Another type of group home is the supportive community options for adults with disabilities. Newer options of group living are often termed supported living, supported housing, individual and family supports, or early on, “individualized supportive living arrangements” (e.g., apartment programs).

Independent living continued to be a primary framework representing another emblem of community living more often associated with personal assistance and live-in attendants, home health services, and the now termed allied health services of physical and occupational therapy, speech, cognitive therapy, and psychological counseling.

However, leading psychiatric survivors examined independent living in the context of supportive housing and necessary support services which did not need to be congregated in housing.

  1. Group Options for Seniors with Disabilities

Possibly, the largest group of group homes (now termed community residential services or residential care by other managements) fall under the heading of residential care homes for seniors, or both seniors and individuals with disabilities. Residential care categories include over 43 separate regulated categories by state governments.

Group facilities (e.g., funded as large as 100 individuals in a nursing facility or on the old-style campus of over 12 wards on the outskirts of cities) or homes for seniors (e.g., room and board) are designed for seniors who cannot live on their own due to physical or mental disabilities.

Group facilities, which may involve over half of the allotted beds or more (80 percent) funded by Medicaid, might also be found under Residential Care Home, Residential Care Facility for the Elderly, or Assisted Living Facility. Alternative community options for these seniors are home health care, hospice care, specialized care (e.g., Alzheimer’s), day care at senior centers, meals on wheels, transportation drivers, and other aging and disability options.

What is a Level 1 – 14 Group Home?

Level 1 – 14 Group Home is defined as a facility of any capacity which provides 24-hour nonmedical care and supervision to children in a structured environment, with such services provided at least in part by staff employed by the home. Level 14 group homes provide psychiatric services to seriously emotionally disturbed children.

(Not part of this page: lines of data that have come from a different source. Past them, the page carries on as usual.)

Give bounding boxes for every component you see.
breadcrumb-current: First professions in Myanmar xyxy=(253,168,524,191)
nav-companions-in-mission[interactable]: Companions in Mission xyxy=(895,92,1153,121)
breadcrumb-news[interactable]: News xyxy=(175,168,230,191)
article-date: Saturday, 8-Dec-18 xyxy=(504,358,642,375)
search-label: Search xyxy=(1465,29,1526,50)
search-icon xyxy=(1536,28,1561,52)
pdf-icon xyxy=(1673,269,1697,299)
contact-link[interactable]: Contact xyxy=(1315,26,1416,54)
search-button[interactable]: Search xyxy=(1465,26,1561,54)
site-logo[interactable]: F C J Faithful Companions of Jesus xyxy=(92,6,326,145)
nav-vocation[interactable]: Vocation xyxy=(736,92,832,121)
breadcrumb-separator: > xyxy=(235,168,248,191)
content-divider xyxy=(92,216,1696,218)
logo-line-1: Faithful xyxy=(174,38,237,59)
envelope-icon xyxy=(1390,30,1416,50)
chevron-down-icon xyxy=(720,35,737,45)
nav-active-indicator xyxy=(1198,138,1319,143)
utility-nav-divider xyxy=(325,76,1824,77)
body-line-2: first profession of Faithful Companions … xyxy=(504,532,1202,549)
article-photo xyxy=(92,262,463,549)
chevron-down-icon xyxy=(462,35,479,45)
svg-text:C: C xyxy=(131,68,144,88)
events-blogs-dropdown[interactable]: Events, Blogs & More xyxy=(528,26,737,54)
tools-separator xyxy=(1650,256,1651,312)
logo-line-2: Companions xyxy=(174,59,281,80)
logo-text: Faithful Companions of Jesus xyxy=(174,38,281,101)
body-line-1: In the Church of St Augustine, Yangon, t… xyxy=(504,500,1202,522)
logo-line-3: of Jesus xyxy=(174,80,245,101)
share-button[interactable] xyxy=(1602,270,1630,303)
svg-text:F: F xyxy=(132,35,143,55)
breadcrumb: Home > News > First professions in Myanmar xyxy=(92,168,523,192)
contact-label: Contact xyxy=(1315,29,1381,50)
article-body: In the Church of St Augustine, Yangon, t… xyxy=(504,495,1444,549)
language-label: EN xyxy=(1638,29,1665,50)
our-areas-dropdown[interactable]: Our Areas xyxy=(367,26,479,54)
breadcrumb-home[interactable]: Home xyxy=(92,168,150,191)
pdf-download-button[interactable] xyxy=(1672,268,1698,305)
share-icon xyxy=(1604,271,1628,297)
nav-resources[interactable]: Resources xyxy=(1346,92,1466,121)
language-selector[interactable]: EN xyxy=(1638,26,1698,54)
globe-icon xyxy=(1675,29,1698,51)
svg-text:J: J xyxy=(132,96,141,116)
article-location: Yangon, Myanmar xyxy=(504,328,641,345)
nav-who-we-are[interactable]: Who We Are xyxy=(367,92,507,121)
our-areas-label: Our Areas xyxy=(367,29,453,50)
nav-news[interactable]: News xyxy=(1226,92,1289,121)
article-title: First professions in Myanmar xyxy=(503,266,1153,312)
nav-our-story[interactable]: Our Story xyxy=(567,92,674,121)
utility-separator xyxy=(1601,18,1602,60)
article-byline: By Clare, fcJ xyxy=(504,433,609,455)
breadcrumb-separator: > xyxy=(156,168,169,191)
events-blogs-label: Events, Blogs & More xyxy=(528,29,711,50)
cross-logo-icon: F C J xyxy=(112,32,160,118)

Level 1 – 14 Group Home is open to only minors under the age of 18 years who have a mental disorder, other than a primary substance use disorder or developmental disorder, which results in behavior inappropriate to the child’s age according to expected developmental norms.

CDSS classifies group homes by levels. The levels range from 1 to 14, and are classified based upon:

  • The level or intensity of care, AND
  • The services provided by the home.

The higher the number of hours provided per child in three service areas, the higher the rating. The three service areas are:

  • Childcare and Supervision,
  • Social Work Activities, and
  • Mental Health Treatment Services.

Please note that the highest two classification levels 13 and level 14 group home, are required by law to provide intensive psychiatric services.